目眩めまいで倒れそうになって、木陰のベンチに」

「あ、ああ、そうか……じゃぁ、これは?」

「また風で飛んでしまったのですが、取りに行くと危ないので」

「はあぁぁぁぁ……」


 状況が状況だけに最悪の展開を想像してしまったが、それも全くの見当違いだったと分かり、思わず特大の安堵あんどのため息が漏れ出した。
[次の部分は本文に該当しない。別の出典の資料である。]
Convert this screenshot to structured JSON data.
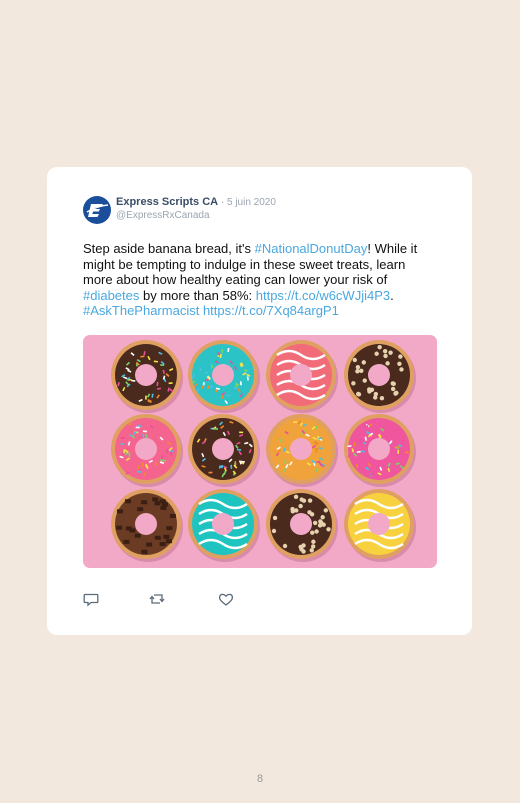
{
  "post": {
    "author_name": "Express Scripts CA",
    "separator": " · ",
    "date": "5 juin 2020",
    "handle": "@ExpressRxCanada",
    "text_1": "Step aside banana bread, it's ",
    "tag_1": "#NationalDonutDay",
    "text_2": "! While it might be tempting to indulge in these sweet treats, learn more about how healthy eating can lower your risk of ",
    "tag_2": "#diabetes",
    "text_3": " by more than 58%: ",
    "link_1": "https://t.co/w6cWJji4P3",
    "text_4": ". ",
    "tag_3": "#AskThePharmacist",
    "text_5": " ",
    "link_2": "https://t.co/7Xq84argP1",
    "image_icon": "donuts-photo",
    "actions": [
      "reply-icon",
      "retweet-icon",
      "like-icon"
    ]
  },
  "page_number": "8",
  "colors": {
    "background": "#f3e8de",
    "card": "#ffffff",
    "link": "#4aa8e0",
    "author": "#3a4d66",
    "photo_background": "#f2a9c8"
  }
}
 それですぐさま柵を飛び超え、ひなたの隣に立つと、まずは文句をぶつける。


「ビックリさせやがって! てっきり、お前がその……飛び降りちまったのかと思ったっての!」

「そんなことする訳がありません。そんな、そんな程度ことでは到底――えっ、大地君?」


 ひなたが途中で言葉を切り、俺の顔を指さしながら驚いて――あっ、早とちりで流れた涙か。


「いや、これは……うん」


 色々な意味で気恥ずかしくなり、慌ててそででその跡をぬぐう。


「……まったく大地君はどこまで優しいんですか。まさか戻ってくるなんて思いませんでしたし、まして……こんな私をまだ心配してくれるなんて、正直どうかしています」

「はぁぁ!? 友達なんだから心配するに決まってんだろうが!」

「えっ! …………あはは……まだ、お友達と思ってくれてるんですね」

「当ったり前だ!」

「……はぁ、大地君こそ馬鹿なんじゃないですか。大馬鹿です」

「えぇぇ……」


 自暴自棄になってしまっているのか、ひなたがいつになく辛辣しんらつだ。まさかこのひなたから罵倒ばとうされる日が来るとは、夢にも思わなかった。

 

「はいはい馬鹿で結構。んで、それはさて置きだ…………まずは話し合おう」

「真実はもう全てお伝えしましたし、話すこともありません。私のことなんて放っておいて下さい」

「いやいや、そんな訳にいくかよ!?」

「大地君が帰らないなら、私が帰りますので」

「ちょ、え」


 とりつく島も無いとはこのこと。意気込んで戻ってきたのに、話し合いすらできないとは……これは想定外だった。


「待てって。このままでいい訳ないだろ」

「私は構いません」


 帰ろうとするひなたの前に回り込んで引き留め、その顔を見つめると……とても辛そうな表情で、目をキョロキョロと泳がせた。いつもは必ずこちらを真っ直ぐに見て話す、このひなたがだ。それに今の言葉も、表面的に発しているだけで、全然気持ちがこもっていない。……まるで何かを隠すために、無理をして言っているような? 無理して……俺に嫌われようとしている、のか? うーむ、それがナゼかは分らないが……ここから切り崩してみよう。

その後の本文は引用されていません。